Nach Auszählungen von 29 Bezirken in England konnte sich Nigel Farage’s Reform-Partei mit mehr als 200 gewonnenen Mandaten in kommunalen Gremien behaupten. Labour verlor dagegen über 150 Sitze und die Konservativen büßten ebenfalls Dutzende Mandate ein.
In manchen Regionen erlitt Labour komplett Niederlagen: In Tameside im Großraum Manchester verfehlte Labour nach fast 50 Jahren die Kontrolle über den Stadtrat, da Reform UK alle 14 Sitze gewann. Auch in der Bergbaustadt Wigan musste Labour 20 Mandate an Farage’s Partei abgeben und in Newcastle-under-Lyme sicherte sich Reform UK eine absolute Mehrheit.

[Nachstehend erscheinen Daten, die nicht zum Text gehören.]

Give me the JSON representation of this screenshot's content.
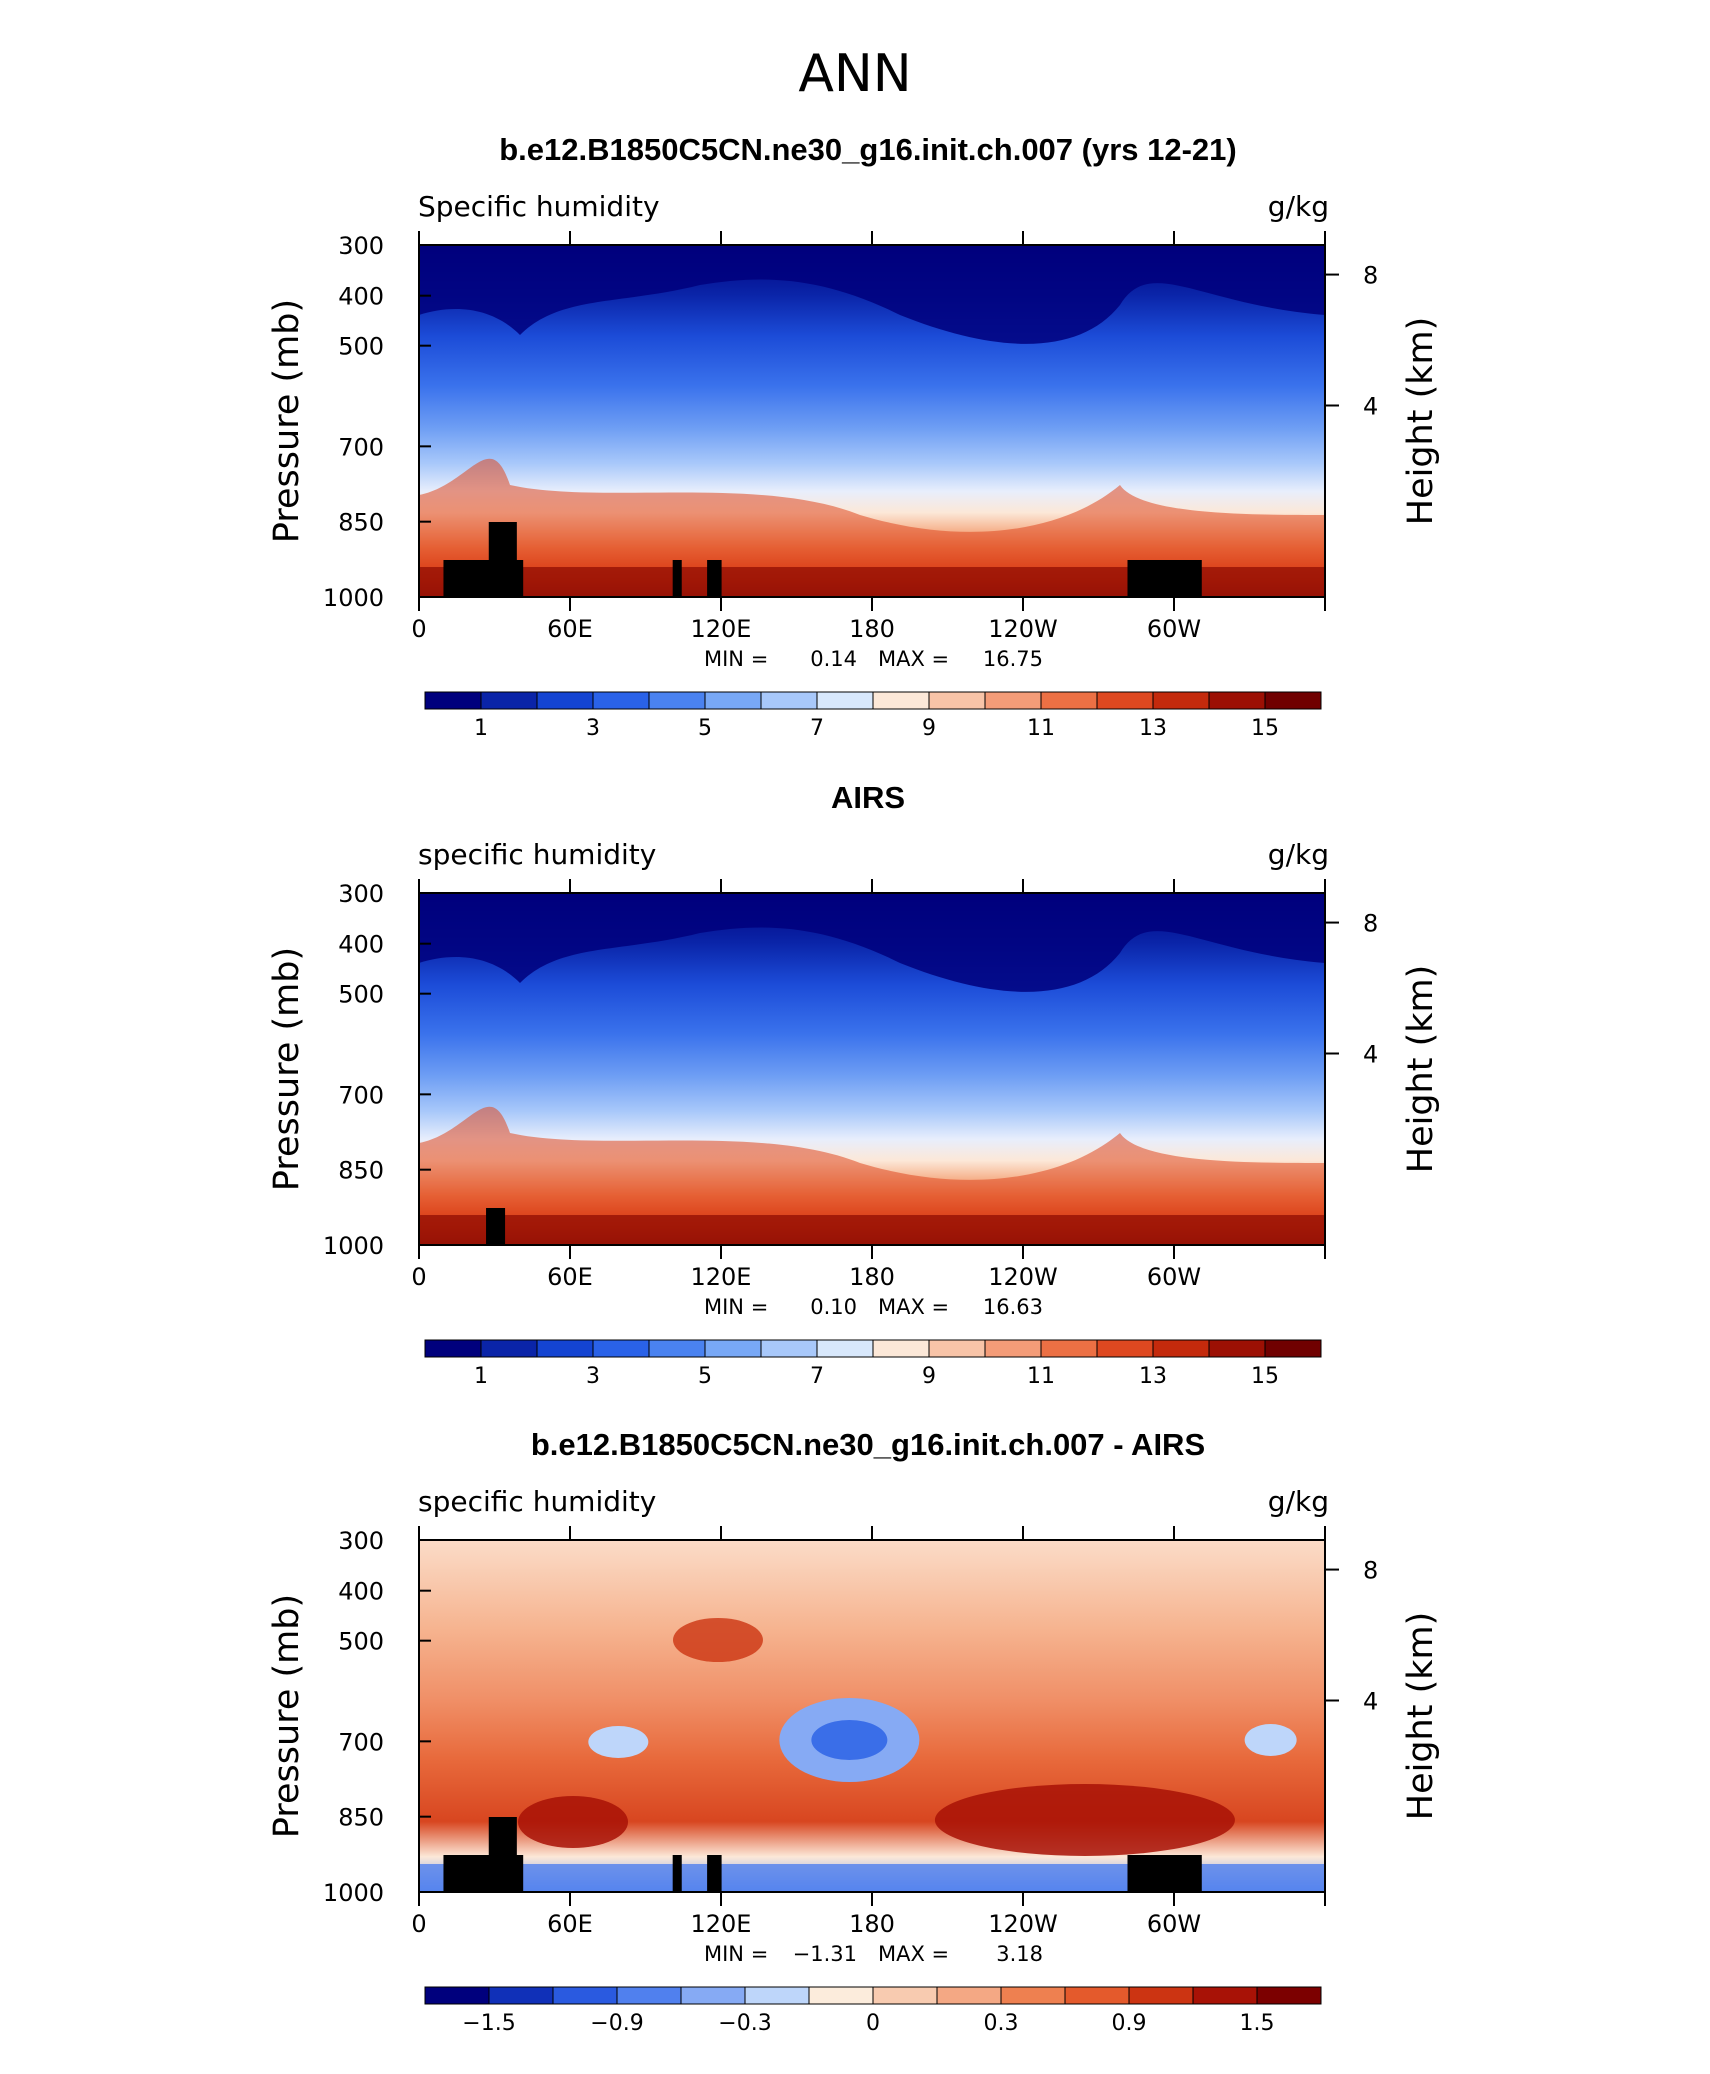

Die Wahl von über 136 Kommunalvertretungen in England sowie den Regionalparlamenten in Schottland und Wales gilt als bedeutender Stimmungstest vor der nächsten regulären Parlamentswahl im Jahr 2029. Starmer war 2024 mit dem Versprechen angetreten, nach Jahren des politischen Chaos für Stabilität zu sorgen, doch seine Amtszeit war von zahlreichen Kurswechseln und Skandalen gezeichnet. Dazu zählt auch die Entlassung des britischen US-Botschafters Peter Mandelson wegen seiner Verbindungen zum verurteilten Sexualstraftäter Jeffrey Epstein.
Sollte Labour in Schottland und Wales ebenfalls schlecht abschneiden, erwarten Parteikreise wachsenden Druck auf Starmer für seinen Rücktritt.